En 2016, l’anomalie de température globale a atteint +0,99°C au-dessus de la période 1951-1980, selon la NASA. Cela nous conduit au-dessus de la prévision centrale des modèles du Groupe d’experts intergouvernemental sur l’évolution du climat (GIEC). Quelle portée attribuer à ce réchauffement récent ?
Les projections de James Hansen confirmées
James Hansen a été l’un des premiers à prévenir de la menace du réchauffement climatique en tant que directeur de l’institut Goddard des études spatiales (GISS), le principal laboratoire de science climatique de la NASA. Il a contribué dès les années 80 à établir les fameuses données relatives aux températures terrestres globales. Ses prévisions d’élévation des températures remontent à 30 ans. A la lumière du record de chaleur établi en 2016, +0,99°C au-dessus de la moyenne 1951-1980, il est intéressant de rappeler le graphique publié par Hansen en 1988 :

En 1988, le réchauffement global avait atteint 0,4°C par rapport à la période 1951-1980. Une augmentation qui dépassait la variabilité habituelle observée depuis le début des mesures instrumentales en 1880. Cette année 1988, James Hansen avait présenté une étude exposant trois scénarios d’émissions de gaz à effet de serre : A, B et C, du plus émetteur au moins émetteur. Celui qui se rapprochait le plus des émissions actuelles de CO2 était le scénario B qui tablait pour 2016 sur une concentration de 408 ppm, soit un petit peu plus qu’aujourd’hui (environ 404 ppm sur les premiers mois de 2016). Le scénario A tablait sur 412 ppm et le C sur 369 ppm.

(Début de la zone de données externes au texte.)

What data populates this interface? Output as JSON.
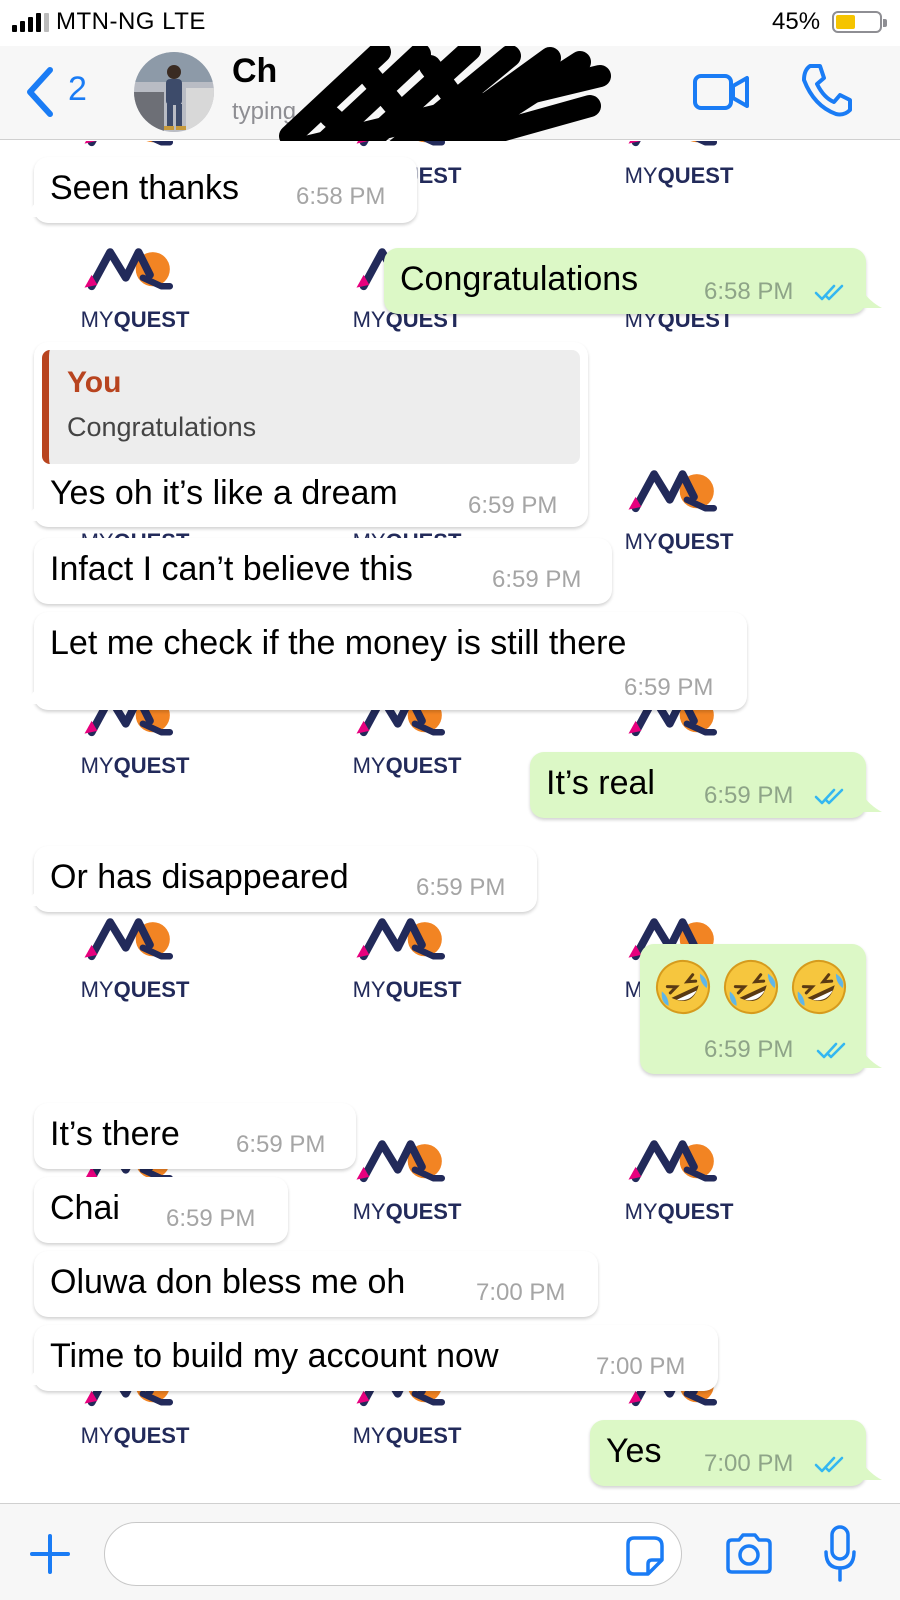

La comparaison la plus intéressante est donc celle entre les observations instrumentales de la NASA et la prévision du modèle d’Hansen basée sur le scénario B de gaz à effet de serre. Comme on peut le voir sur son graphique, le scénario B prévoyait des températures autour de +1°C à l’horizon 2016. Dans la prévision d’Hansen faite en 1988, on observe que l’année 2015 est annoncée à +1°C et 2016 retombe légèrement à +0,94°C.
Depuis ces prévisions de James Hansen, le GIEC a publié cinq rapports. Le dernier en date, publié en 2013, prévoyait quatre scénarios nommés d’après la gamme de forçage radiatif prévue pour l’année 2100 : le scénario RCP2.6 correspond à un forçage de +2,6 W/m2, le scénario RCP4.5 à +4,5 W/m2, et de même pour les scénarios RCP6 et RCP8.5.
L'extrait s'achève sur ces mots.